A move by Christie to expand recovery opportunities for addicts, the first of its kind in 20 years.
“We’re asking for another 864 beds to be used to treat those not only with substance abuse treatment, but those co-diagnosed with behavioral health, mental health problems and substance abuse treatment, which we know, when we talked about it upstairs, are so often paired together,” Christie said.
Christie’s proposal nearly doubles the number of beds available to adults recovering from addiction and other issues. It’s the latest in a slew of efforts from Trenton to counter New Jersey’s growing opioid addiction crisis, which Christie says claimed 1,600 lives due to opioid overdoses in 2015 alone — four times the number of residents murdered, three times the number killed in car accidents.

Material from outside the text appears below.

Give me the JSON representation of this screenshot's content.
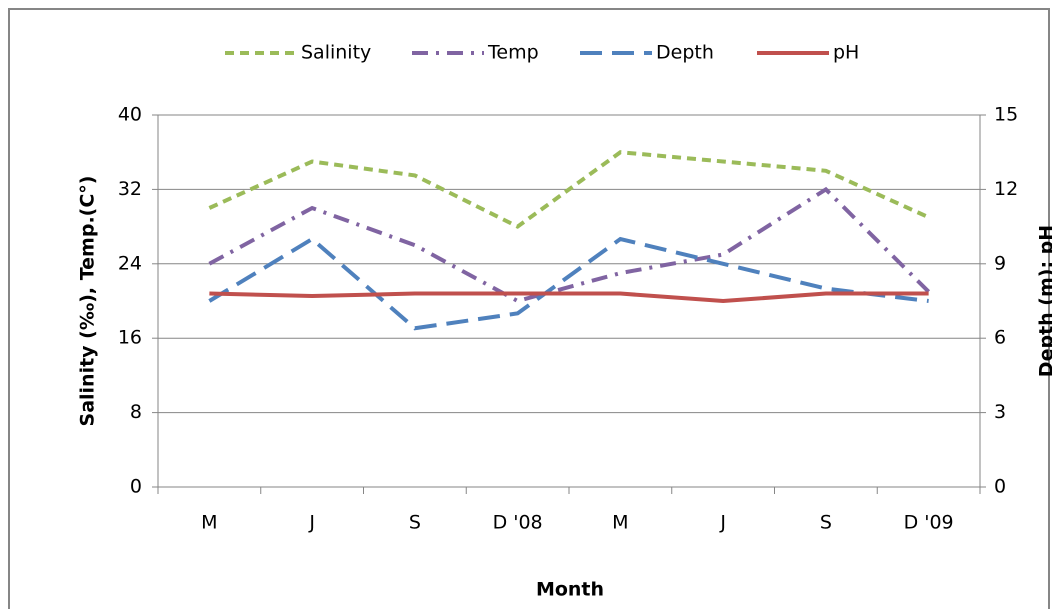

“The hospital association says that emergency room visits, in our hospitals, increased by more than 117,000 patients from 2014 to 2015 and that nearly 54,000 of those cases — so almost half of them — wound up being substance abuse disorder diagnosis,” Christie said.
Coupled with the 40 percent increase over the number of beds currently available in the state, incentives to providers for submitting their applications. Christie said the Department of Health is looking to prioritize Warren, Salem, Ocean and Cape May counties — where need outpaces the number of beds available. He said in some cases, there are none at all. Five percent of the new beds will go to uninsured patients and those on Medicaid.
“I receive calls, very often, from individuals and families who, although they have commercial insurance, they have no place to go. There are long waits for beds and services,” said Debra Wentz, president and CEO of the New Jersey Association of Mental Health and Addiction Agencies.
“You can give me 10,000 beds today. If all I can keep them for is 30 days… You need a minimum of 90 days, almost a guarantee of six months in order to even have a dent in helping change someone’s life and getting them into long-term recovery,” said John Brogan, the chief recovery specialist at the Malvern Institute.
Christie cited 20 years working on addiction treatment alongside his wife, Mary Pat — the last two on the campaign trail, repeating a rallying cry he hoped would take him to the White House. Now Christie’s lobbying New Jersey’s congressional delegation to push for expanded drug treatment options under President Trump. Back in Trenton, imposing a two-year time limit to ready nearly 900 new recovery beds — a deadline that exceeds the remainder of his time in office.